How to Implement External Security for Datacom - Prerequisites?

Document ID : KB000051583
Last Modified Date : 14/02/2018
Show Technical Document Details


This document is the first in a series of articles that summarize what is required to implement external security for Datacom using one of the three external security products, ACF2, TopSecret, or RACF. Full documentation on this functionality is published in the CA Datacom/DB Security Guide. This document describes the prerequisites and what they are used for.


The following products or sub-components must be defined before you begin to implement external security for Datacom:

CAIRIM - A Component of CA-Common Services (for z/OS) or CA-CIS (for z/VSE).

This component should have been installed prior to installing CA Datacom/DB or CA Datacom/AD. CAIRIM is how you can define the SVC which defines the Multi-User being used.

CAISSF - Is a subservice of CAIRIM, and provides the link between the Advantage CA Datacom products and the external security product. For RACF define the CA Command CA@MD (by default).

CAIIPC - CA Inter-Product Components is required for Datadictionary (and Advantage CA-Ideal) online Signons.

You must use the SC00OPTS SECRTY=Y , if you want UserIDs and Passwords validated by the external security product. This parameter must be "Y" the default is "N". See Section 2.6 Enabling Online Signons in the CA Datacom Security Guide.

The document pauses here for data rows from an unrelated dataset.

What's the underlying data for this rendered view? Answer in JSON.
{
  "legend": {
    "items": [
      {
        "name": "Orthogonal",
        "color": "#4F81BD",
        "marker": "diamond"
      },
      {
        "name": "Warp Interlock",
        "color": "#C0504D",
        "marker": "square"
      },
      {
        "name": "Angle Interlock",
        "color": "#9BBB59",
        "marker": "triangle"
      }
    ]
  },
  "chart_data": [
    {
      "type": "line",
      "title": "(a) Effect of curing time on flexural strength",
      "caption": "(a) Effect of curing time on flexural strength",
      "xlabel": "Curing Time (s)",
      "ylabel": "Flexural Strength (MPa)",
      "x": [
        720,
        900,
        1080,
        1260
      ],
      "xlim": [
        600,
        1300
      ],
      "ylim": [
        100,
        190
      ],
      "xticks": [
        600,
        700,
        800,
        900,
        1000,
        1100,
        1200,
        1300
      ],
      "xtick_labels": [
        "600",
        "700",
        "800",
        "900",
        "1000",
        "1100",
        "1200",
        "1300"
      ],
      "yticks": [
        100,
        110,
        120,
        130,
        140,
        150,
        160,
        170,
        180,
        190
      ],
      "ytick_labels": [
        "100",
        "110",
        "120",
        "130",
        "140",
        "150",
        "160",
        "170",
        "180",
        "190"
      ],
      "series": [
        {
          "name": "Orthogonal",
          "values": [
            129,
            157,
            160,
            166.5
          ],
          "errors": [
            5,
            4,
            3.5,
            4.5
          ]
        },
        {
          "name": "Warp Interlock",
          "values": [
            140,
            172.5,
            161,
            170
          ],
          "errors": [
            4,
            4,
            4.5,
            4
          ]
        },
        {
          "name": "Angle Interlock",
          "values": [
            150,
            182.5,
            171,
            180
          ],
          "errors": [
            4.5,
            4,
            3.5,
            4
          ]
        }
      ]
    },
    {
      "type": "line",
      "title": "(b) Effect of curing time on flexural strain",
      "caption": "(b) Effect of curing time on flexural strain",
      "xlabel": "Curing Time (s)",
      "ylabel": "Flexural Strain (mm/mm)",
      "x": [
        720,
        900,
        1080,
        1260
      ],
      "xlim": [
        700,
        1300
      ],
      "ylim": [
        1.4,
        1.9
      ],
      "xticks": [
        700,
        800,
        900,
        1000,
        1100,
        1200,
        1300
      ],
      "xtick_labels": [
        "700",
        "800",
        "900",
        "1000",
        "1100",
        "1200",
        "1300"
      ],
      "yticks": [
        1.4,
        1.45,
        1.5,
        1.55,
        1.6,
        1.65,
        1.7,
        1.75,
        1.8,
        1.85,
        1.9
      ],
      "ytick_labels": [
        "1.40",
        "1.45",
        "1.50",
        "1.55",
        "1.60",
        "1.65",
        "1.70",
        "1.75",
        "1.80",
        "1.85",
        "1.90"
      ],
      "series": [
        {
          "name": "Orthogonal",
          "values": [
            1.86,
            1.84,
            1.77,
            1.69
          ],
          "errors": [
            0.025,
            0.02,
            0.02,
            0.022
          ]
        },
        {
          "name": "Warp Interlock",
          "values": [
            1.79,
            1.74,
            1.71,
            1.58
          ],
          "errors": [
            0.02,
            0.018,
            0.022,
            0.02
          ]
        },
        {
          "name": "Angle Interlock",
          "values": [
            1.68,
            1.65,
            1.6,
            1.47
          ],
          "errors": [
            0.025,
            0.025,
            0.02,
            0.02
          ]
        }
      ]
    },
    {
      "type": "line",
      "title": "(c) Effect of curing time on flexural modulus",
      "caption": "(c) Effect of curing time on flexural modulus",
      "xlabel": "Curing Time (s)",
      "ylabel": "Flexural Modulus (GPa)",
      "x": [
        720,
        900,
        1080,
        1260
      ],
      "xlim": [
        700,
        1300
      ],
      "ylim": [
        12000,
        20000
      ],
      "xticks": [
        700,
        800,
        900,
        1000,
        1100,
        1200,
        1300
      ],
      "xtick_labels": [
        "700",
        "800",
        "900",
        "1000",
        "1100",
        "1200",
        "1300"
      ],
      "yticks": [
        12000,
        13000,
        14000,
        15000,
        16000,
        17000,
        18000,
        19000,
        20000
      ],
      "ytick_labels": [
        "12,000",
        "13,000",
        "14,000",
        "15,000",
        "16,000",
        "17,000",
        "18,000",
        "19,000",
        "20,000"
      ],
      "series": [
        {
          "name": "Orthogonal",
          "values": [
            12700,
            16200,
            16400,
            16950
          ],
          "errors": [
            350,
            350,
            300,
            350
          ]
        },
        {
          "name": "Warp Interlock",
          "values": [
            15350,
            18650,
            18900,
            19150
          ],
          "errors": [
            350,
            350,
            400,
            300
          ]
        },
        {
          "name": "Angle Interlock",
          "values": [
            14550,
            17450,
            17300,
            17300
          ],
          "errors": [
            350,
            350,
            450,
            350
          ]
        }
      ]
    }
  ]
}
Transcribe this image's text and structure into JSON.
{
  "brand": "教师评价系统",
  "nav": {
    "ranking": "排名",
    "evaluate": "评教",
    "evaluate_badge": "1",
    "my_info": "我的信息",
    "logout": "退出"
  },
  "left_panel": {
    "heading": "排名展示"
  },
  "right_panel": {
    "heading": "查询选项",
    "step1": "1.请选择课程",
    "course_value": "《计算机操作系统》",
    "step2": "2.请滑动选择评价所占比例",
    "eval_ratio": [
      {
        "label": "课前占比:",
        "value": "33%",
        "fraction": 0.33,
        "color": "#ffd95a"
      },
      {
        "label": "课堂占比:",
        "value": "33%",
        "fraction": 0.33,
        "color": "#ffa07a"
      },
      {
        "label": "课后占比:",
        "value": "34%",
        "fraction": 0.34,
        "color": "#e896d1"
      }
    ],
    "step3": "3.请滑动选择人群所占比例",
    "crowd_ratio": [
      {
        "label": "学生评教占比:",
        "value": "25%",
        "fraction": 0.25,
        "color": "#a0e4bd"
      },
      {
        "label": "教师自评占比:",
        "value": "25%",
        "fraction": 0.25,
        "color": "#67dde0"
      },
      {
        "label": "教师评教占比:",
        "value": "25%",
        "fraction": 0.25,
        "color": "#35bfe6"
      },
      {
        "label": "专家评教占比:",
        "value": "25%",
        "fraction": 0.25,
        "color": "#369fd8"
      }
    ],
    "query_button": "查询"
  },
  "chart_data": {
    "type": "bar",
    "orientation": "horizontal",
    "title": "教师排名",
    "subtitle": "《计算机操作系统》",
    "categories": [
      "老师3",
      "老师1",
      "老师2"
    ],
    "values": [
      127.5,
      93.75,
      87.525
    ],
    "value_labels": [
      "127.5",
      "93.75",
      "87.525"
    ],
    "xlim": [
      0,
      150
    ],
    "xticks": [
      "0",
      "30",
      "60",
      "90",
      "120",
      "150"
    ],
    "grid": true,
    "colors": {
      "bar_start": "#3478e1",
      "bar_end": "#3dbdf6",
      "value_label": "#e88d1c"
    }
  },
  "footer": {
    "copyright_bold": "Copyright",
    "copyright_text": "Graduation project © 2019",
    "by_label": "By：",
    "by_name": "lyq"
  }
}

ACF2, TopSecret, or RACF - Installing one of the three external security products at current releases.

MUF authorized - The Multi-User Facility (MUF) must run authorized if using external security in a z/OS environments. Ensure that all libraries in the concatenation be in an authorized state. Note that starting with Release 12, Multi-User must run authorized regardless of whether external security is in place or not.

DBCVTPR - Modify DBCVTPR USERID= parameter. The DBCVTPR USERID parameter governs format of the UserID that is passed to Datacom with each online request.

  • USERID=NO When external security is used, that value forces Advantage CA-Datacom/DB to use the 3-byte operator ID (CICS OPERID) instead of the 8-byte UserID (CICS USERID). In a RACF environment, USERID=NO means that Advantage CA-Datacom/DB uses the 3-byte operator ID, not the group ID, to secure the database. In Advantage CA-Datacom CICS Services r2.5 and before, if USERID=NO and external security was in use, Advantage CA-Datacom/DB used an 8-byte UserID to secure the database.

  • USERID=YES forces Advantage CA-Datacom/DB to use the 8-byte CICS USERID.


For more details see the CA Datacom/CICS Services 11.0 System Guide.